A PARTICIPAÇÃO DA ONG ECO LOCAL BRASIL
Do outro lado da parceria encontra-se a ONG Eco Local Brasil, que há 20 anos atua em causas ambientais, como a limpeza de praias e oceanos. Desde 2019 atua ao lado da WSL nas etapas que a liga realiza em Saquarema. O dirigente da ONG, Filipe Pedroso de Oliveira, explicou como a ligação com a WSL se deu e as diferenças que encontrou ao trabalhar com a liga de surfe.
"Existe um real interesse em reaproveitar esses materiais, que infelizmente são realizados no evento dessa proporção. O segundo ponto é o interesse da organização deixar um legado, algo palpável para o público e a comunidade local. Quando encontramos eventos com essa pegada ficamos muito felizes e não medimos esforços para isso acontecer", seguiu.
"A ONG é considerada a mais ativa no combate ao lixo marinho no País. A gente chega a retirar 140 toneladas de resíduo marinho por ano, mas esse trabalho está bem escondido. Quando temos oportunidade de mostrar nosso trabalho como esse, essas ações ganham destaque também", disse Filipe em conversa com o Estadão.
As oportunidades de ampliar este trabalho em outros eventos não é tão abundante, uma vez que outras empresas e produtores de evento não entendem as ativações como um investimento, uma necessidade, tornando ainda mais importante a parceria com a WSL.

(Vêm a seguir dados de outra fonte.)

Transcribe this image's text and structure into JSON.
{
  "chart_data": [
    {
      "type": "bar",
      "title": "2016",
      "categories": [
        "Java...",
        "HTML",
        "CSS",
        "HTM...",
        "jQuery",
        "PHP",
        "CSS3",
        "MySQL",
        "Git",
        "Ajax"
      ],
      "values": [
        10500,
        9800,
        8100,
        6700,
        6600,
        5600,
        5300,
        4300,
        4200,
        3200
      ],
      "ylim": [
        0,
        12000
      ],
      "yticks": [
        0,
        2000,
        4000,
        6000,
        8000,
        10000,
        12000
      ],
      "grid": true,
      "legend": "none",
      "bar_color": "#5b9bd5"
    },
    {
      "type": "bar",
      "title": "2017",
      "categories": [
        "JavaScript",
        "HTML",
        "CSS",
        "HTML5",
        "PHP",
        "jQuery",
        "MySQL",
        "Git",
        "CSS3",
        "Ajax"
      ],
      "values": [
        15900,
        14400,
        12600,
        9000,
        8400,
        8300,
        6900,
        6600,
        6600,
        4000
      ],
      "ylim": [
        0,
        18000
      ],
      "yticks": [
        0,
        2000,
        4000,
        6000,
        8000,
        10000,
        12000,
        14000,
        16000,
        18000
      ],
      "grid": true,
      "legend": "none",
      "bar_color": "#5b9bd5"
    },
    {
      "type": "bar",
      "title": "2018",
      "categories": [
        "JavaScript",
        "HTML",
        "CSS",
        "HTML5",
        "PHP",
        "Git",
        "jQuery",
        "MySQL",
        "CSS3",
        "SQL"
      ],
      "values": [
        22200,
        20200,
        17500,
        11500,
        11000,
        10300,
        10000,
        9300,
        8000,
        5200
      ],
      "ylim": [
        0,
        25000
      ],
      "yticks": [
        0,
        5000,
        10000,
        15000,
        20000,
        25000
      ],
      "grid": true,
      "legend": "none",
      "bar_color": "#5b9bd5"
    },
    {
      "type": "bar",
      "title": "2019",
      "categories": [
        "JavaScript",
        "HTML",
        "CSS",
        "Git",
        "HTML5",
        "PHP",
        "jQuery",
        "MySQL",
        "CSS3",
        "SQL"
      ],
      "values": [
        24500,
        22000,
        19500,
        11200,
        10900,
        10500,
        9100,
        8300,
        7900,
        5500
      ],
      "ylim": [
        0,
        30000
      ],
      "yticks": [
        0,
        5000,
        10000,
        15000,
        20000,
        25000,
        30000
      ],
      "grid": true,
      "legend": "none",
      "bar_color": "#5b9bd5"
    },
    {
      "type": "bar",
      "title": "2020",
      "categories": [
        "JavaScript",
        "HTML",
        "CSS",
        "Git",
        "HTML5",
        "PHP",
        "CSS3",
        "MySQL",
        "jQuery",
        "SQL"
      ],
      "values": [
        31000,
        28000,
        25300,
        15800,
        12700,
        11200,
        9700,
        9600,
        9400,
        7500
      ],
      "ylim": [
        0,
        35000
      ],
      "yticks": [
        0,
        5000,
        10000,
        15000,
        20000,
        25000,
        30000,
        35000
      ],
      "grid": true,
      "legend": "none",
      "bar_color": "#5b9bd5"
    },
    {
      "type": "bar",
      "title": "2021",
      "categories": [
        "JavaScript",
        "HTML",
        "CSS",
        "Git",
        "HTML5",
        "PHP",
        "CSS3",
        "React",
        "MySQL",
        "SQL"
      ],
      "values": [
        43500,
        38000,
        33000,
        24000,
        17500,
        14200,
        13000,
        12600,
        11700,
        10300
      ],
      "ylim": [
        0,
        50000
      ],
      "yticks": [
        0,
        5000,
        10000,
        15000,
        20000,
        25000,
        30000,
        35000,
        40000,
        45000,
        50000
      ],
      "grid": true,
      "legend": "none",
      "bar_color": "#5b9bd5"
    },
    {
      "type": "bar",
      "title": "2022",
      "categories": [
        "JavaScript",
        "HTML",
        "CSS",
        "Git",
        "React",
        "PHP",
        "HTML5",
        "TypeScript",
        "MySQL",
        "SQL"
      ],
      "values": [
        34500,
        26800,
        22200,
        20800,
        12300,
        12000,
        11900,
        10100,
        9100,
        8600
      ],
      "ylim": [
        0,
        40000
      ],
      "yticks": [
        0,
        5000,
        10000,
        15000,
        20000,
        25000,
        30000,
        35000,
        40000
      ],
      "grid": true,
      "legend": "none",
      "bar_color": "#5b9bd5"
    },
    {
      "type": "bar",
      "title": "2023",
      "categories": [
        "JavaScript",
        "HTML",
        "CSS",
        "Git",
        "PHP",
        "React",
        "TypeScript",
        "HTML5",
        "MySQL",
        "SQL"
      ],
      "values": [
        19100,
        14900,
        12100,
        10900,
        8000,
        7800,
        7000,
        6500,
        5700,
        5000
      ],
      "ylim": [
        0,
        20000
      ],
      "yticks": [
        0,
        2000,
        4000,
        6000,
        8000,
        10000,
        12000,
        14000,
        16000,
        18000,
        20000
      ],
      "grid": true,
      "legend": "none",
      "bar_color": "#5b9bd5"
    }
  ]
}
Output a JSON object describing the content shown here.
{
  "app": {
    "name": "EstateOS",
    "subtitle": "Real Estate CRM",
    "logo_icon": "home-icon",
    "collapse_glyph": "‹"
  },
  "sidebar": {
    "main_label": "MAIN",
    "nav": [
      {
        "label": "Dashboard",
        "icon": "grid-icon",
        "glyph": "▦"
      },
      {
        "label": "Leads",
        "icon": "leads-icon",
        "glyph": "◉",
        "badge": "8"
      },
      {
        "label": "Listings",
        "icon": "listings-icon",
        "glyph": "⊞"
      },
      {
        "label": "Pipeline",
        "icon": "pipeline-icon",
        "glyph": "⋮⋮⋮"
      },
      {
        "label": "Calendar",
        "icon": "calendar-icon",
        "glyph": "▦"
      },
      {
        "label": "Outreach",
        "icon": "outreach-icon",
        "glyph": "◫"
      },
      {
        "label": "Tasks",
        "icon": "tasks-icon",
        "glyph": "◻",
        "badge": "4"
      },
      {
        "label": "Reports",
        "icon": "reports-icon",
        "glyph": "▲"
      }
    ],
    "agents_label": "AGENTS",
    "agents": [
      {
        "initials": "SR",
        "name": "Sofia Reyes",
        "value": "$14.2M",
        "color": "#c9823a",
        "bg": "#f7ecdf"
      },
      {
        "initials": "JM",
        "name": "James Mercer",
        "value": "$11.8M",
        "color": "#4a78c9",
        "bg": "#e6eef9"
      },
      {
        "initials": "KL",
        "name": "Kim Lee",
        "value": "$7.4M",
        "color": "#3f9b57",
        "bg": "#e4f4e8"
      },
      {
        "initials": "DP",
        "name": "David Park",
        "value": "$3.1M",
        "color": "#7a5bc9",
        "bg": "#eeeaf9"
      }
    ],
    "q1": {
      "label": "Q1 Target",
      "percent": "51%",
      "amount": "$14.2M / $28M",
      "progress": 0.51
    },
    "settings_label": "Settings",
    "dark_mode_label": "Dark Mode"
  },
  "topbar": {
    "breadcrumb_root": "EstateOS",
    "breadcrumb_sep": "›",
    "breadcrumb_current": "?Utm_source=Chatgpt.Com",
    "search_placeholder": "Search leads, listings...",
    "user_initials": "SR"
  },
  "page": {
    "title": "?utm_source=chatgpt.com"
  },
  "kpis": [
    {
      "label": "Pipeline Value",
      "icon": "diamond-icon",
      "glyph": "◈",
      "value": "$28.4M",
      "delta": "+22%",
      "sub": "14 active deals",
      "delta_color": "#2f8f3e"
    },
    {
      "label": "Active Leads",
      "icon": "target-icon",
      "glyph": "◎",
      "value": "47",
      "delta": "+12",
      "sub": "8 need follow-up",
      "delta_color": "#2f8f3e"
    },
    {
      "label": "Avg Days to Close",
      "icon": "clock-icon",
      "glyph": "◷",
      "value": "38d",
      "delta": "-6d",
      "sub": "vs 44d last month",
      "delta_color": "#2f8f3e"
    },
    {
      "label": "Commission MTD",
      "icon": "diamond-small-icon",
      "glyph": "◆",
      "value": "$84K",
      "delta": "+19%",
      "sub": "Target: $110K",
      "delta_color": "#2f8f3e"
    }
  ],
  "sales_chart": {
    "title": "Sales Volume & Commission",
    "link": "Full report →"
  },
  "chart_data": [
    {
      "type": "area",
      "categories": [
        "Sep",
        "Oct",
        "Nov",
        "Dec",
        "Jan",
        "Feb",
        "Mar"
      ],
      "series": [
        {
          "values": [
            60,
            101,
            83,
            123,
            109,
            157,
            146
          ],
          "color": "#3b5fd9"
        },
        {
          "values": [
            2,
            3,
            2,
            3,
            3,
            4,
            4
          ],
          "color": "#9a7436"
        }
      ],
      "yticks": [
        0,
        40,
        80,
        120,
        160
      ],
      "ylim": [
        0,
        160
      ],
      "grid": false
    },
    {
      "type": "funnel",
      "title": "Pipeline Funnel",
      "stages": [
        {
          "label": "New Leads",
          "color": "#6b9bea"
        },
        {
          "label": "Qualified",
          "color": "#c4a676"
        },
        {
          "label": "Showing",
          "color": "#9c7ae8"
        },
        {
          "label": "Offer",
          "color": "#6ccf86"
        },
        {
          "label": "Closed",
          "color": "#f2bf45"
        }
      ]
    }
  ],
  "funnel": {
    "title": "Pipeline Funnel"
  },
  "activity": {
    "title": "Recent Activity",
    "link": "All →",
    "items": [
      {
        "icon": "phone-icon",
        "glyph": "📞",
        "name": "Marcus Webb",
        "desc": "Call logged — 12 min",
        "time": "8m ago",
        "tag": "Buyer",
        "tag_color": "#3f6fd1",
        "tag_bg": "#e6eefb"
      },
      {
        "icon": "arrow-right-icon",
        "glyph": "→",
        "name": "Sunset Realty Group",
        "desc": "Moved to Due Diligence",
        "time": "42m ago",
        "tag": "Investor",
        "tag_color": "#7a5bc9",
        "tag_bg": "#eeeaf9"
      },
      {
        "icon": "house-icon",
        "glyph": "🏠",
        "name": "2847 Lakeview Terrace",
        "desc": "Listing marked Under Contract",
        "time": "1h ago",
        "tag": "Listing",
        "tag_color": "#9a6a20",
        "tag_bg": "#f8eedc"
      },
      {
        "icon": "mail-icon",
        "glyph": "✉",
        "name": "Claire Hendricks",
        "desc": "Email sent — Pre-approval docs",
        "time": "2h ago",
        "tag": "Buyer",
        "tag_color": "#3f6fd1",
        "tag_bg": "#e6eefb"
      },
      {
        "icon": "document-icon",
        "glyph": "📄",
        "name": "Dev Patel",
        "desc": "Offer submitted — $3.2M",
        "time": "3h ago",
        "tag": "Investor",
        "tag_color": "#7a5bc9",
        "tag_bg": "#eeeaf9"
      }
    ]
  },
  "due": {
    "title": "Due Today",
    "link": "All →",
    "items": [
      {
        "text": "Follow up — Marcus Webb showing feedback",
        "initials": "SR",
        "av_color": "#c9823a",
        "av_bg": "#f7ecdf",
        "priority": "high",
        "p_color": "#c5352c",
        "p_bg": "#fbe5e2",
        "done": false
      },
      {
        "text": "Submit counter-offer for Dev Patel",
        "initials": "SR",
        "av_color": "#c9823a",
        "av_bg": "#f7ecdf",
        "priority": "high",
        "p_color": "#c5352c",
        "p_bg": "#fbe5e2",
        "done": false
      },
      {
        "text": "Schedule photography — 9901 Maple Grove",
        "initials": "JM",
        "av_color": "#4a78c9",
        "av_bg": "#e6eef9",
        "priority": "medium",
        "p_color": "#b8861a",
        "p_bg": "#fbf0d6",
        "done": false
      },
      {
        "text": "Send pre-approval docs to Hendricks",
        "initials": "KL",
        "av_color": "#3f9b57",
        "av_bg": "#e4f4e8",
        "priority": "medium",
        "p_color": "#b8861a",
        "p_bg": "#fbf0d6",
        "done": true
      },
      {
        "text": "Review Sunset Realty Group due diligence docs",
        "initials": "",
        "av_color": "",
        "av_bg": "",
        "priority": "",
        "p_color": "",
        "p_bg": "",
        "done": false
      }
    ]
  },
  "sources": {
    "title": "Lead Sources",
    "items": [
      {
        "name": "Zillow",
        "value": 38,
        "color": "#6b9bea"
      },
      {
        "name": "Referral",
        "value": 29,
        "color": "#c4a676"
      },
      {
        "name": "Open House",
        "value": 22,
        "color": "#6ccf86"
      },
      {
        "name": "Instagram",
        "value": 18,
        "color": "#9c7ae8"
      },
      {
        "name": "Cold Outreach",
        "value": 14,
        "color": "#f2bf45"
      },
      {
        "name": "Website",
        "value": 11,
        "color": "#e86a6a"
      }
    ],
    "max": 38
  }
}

"Nossa maior dificuldade é fazer com que os produtores de evento, as empresas entendam isso como um investimento, não como um trabalho socioambiental que uma ONG realiza porque ela precisa trabalhar. Como ONG a gente presta serviço, usamos nosso maquinário, que custou um investimento, auditar tudo isso, todos esses processos. Nosso desafio é que as pessoas valorizem isso como uma necessidade, não como uma bandeira sustentável. A WSL entendeu isso em 2019 como um compromisso e uma necessidade", finalizou.